1. Leda and the Swan
Leda was the wife of King Tyndareus. One day, Zeus turned himself into a swan and came to Leda for protection against an eagle. He then seduced her (in some poems and artworks, it’s depicted as rape). She became pregnant and laid two eggs (because why not?). There are conflicting stories about what exactly happened here: some suggest that she also had sex with her husband that night and that some of the resulting progeny was his, but regardless, the general consensus seems to be that the children were Castor, Pollux, Clytemnestra, and Helen — Yes, that Helen, the one with the “face that launched a thousand ships.”
2. The golden shower. (No, not that kind).

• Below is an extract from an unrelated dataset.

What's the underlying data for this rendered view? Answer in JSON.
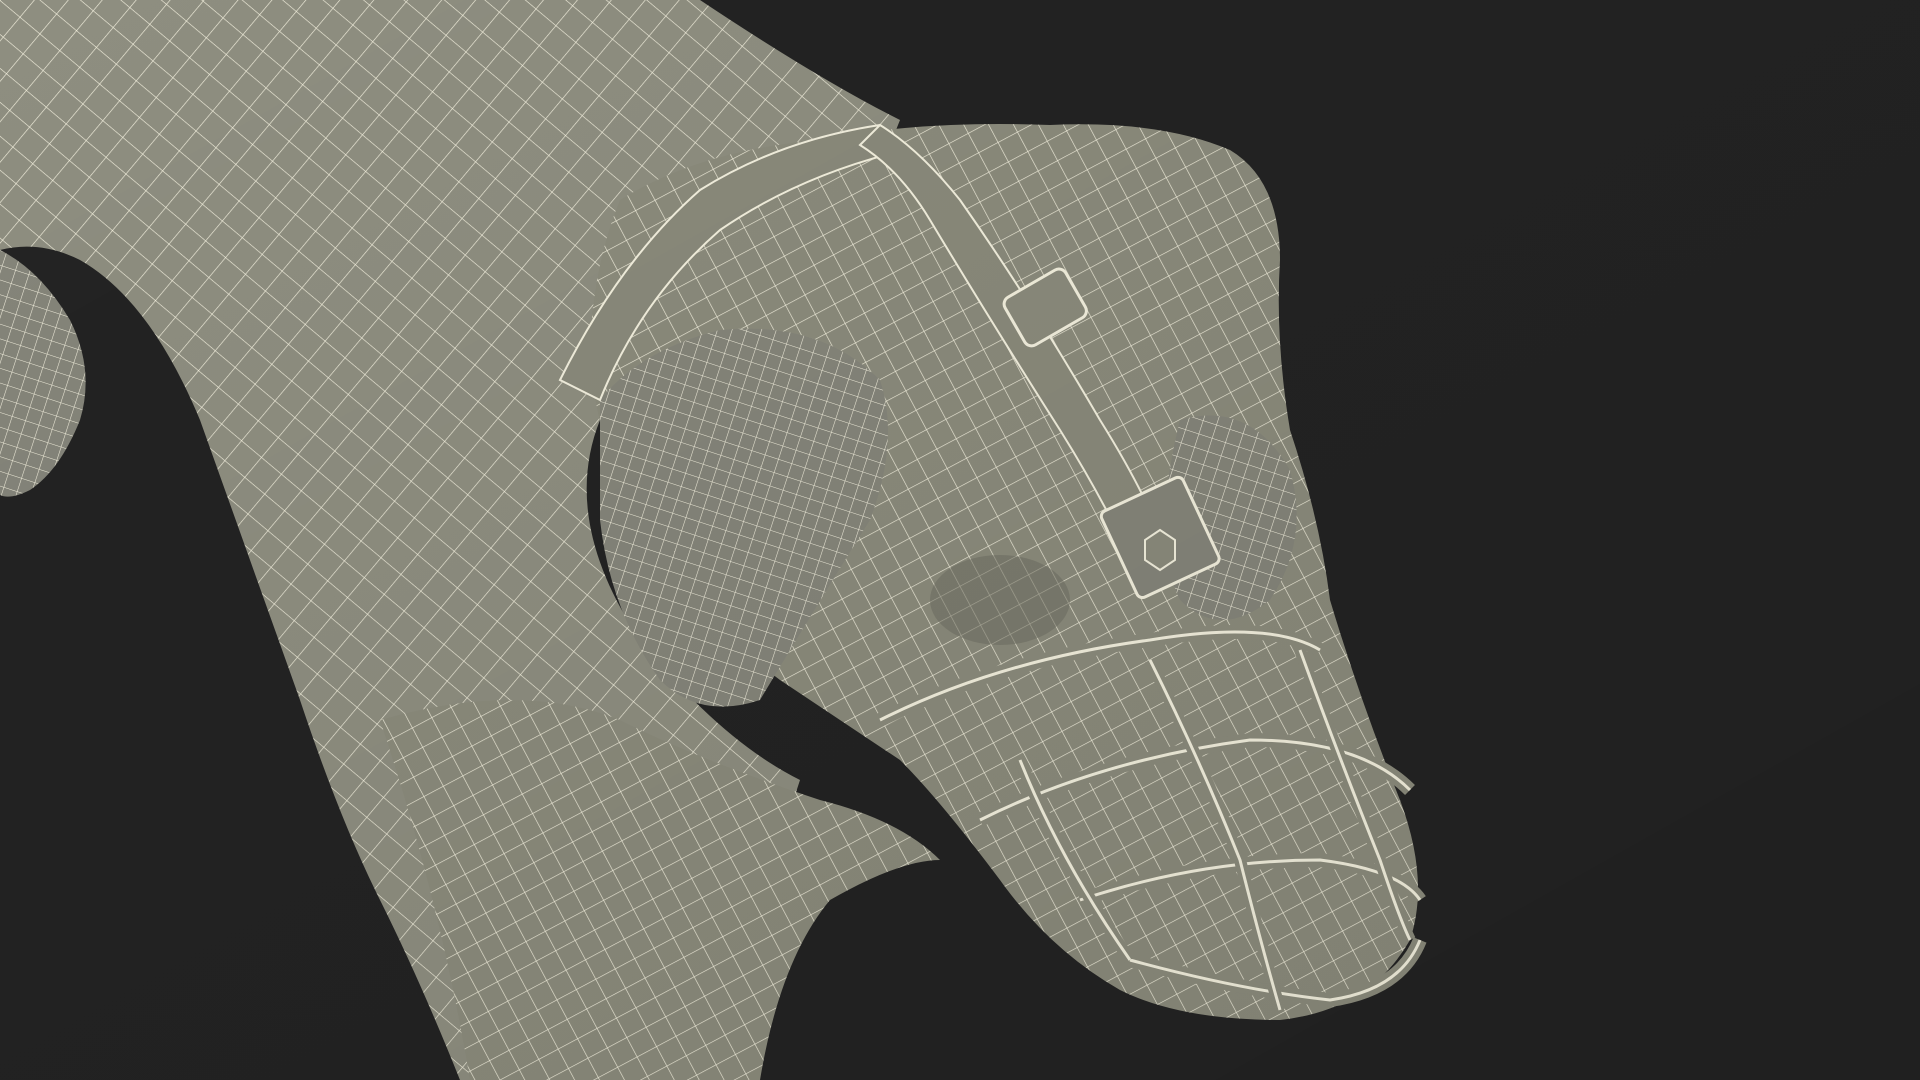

Danae’s father was told by an oracle that her offspring would someday kill him. As Danae hadn’t had any children yet, her father did the obvious thing and locked her in a bronze prison. Not to be deterred by mere bars, Zeus turned himself into golden rain, made his way into her chamber, and impregnated her. She would give birth to Perseus, the guy who would eventually kill Medusa. He would also fulfill his grandfather’s prophecy, killing him accidentally at a sporting event.
3. Fly like an eagle.
Zeus didn’t limit his metamorphosing-seduction techniques to the ladies. Zeus was attracted to a young man named Ganymede, so, naturally, Zeus turned himself into an eagle and abducted Ganymede to Olympus. There, Ganymede became cupbearer to the gods and Zeus’s lover, much to the angst of Hera, Zeus’s wife.
4. How does sex with a cloud even work?
Ixion does not sound like a nice guy. When he got married, he refused to pay his father-in-law the bride price for his wife (obviously the idea of a “bride price” is messed up, but that’s a topic for another post). Instead, he flung his father-in-law into a pit of burning coals, for which he was shunned by the rest of humanity. Zeus felt sorry for him and brought him to Olympus, where Ixion immediately developed the hots for Hera, Zeus’s wife. In order to test whether Ixion would actually go so far as to have sex with the ruler of the gods’ wife, he made a cloud that looked like Hera and sent it Ixion’s way. Ixion proceeded to have sex with the cloud, and impregnated it (how? I have no idea) with Centaurus. Centaurus then had sex with a bunch of horses, and their offspring were the centaurs (half horse, half human). I bet when you used to obsessively watch that part of Fantasia with the centaurs,* you never imagined that they came from a murderer having sex with a cloud, did you?